Léon SPILLIAERT Belgian, 1881-1946
73 x 58,7 cm
Spilliaert began practising self-portraits in 1902-1903; from 1909 onwards, he would represent himself only sporadically. His self-portraits quickly evolved from physical description to deep introspection.
In 1907-1908, a year when the painter's output was particularly intense and qualitative, he produced up to fifteen self-portraits. The dozens of paintings and drawings from these years, as Bernard Dewulf would say, ‘burn with a strange fever’[1]. Our Self-portrait with Blue Background is one of the largest self-portraits in this series.

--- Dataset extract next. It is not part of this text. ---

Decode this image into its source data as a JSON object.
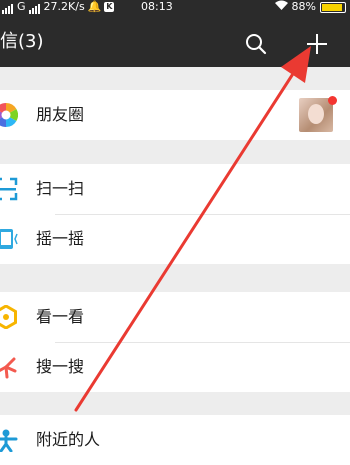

After a brief period at the Bruges Academy of Fine Arts between 1899 and 1900, Spilliaert spent most of his career as a self-taught artist in his native Belgian town of Ostend. However, he did not shy away from the complex exercise of self-representation. Around the age of twenty, Spilliaert travelled to Paris, where he befriended the writer Émile Verhaeren, whose mournful symbolist poems did not leave the young artist indifferent. An avid reader, Spilliaert also immersed himself in the writings of Poe, Baudelaire, Nietzsche and Schopenhauer. There is no doubt that these ‘ dark’ writers and philosophers played a fundamental role in Léon Spilliaert's art, and particularly in his quest for the ‘’self‘’ through self-portraiture.
In the history of art, from the mid-nineteenth century onwards, the individuality of the artist was increasingly asserted, and with it the desire to search for one's own image. While the painter's social status had long taken precedence, the Romantic artist was fascinated by his own psychology. The decorative framework that served to reinforce his image became obsolete; what he wanted to reveal was the reflection of his soul.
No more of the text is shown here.